Mind that you should keep the units. So if you calculate the sphere radius in kilometers then you should use distance in kilometer. If you use miles then you should use Earth radius in miles (approx: 3,963.2).
The equatorial radius of the Earth is approximately 3,963.2 miles or 6,378.1 kilometers.
Note : 1 KM = 0.621371 Mile
Here is some simple formulas for calculation :
100 KM to Miles : (100 * 0.621371)
100 KM to radiant : 100 / 6378.1
100 Miles to radiant : 100 / 3963.2
So if you have data in Kilometers then you must use (100 / 6378.1) and for Miles data you can use (100 / 3963.2)
To convert:
distance to radians: divide the distance by the radius of the sphere (e.g. the Earth) in the same units as the distance measurement.

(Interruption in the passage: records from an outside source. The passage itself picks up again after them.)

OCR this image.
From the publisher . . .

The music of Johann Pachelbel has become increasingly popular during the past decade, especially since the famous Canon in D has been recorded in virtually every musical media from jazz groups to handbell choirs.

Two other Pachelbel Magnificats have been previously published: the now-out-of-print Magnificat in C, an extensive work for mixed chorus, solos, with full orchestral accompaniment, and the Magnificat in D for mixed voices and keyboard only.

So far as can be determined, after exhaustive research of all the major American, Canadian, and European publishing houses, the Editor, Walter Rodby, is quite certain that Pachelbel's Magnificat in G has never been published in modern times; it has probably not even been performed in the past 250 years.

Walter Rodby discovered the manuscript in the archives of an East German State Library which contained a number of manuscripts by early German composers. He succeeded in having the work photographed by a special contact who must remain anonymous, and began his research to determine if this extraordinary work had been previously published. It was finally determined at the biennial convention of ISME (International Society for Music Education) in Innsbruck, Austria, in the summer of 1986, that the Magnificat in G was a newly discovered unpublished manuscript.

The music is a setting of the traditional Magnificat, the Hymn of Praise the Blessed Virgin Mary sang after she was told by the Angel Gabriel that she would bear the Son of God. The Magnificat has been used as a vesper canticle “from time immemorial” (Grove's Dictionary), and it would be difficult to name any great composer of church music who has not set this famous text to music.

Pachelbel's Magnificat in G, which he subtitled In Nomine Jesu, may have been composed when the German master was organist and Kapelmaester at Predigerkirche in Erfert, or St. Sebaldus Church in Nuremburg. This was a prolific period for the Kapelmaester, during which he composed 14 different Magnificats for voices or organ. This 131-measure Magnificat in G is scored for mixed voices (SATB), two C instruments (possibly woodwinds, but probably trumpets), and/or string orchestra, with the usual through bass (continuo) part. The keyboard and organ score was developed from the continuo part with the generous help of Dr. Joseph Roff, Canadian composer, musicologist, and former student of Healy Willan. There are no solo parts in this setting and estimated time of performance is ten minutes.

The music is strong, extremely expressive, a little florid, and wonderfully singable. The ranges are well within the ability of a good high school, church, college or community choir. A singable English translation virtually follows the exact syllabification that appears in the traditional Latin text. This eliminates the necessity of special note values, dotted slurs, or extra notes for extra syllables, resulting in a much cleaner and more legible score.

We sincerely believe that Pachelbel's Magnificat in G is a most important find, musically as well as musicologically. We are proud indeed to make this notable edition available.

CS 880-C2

radians to distance: multiply the radian measure by the radius of the sphere (e.g. the Earth) in the units system that you want to convert the distance to.
for Example: if you want to convert 5 miles in radians, then we need to divide the distance(5 miles) by the radius of the sphere(also in miles), which is 3959. then 5/3959 is 0.0012629451...
Thanks
> center = [50, 50]
> radius = 10
> db.places.find({"loc" : {"$within" : {"$center" : [center, radius]}}})
Is it 10 km, miles, feet, or meters?
Lat/long?
I must be the same units than your data. If you store location in meters, your query will operate in meters. You have to choose what units you want to use.
I you need to use lat/long, the units for the position of your objects will be in decimal degrees and the units for the distances will be in radians. You need to use the spherical model to handle the fact that earth is round.
They're in degrees - so 1 ~= 69 miles.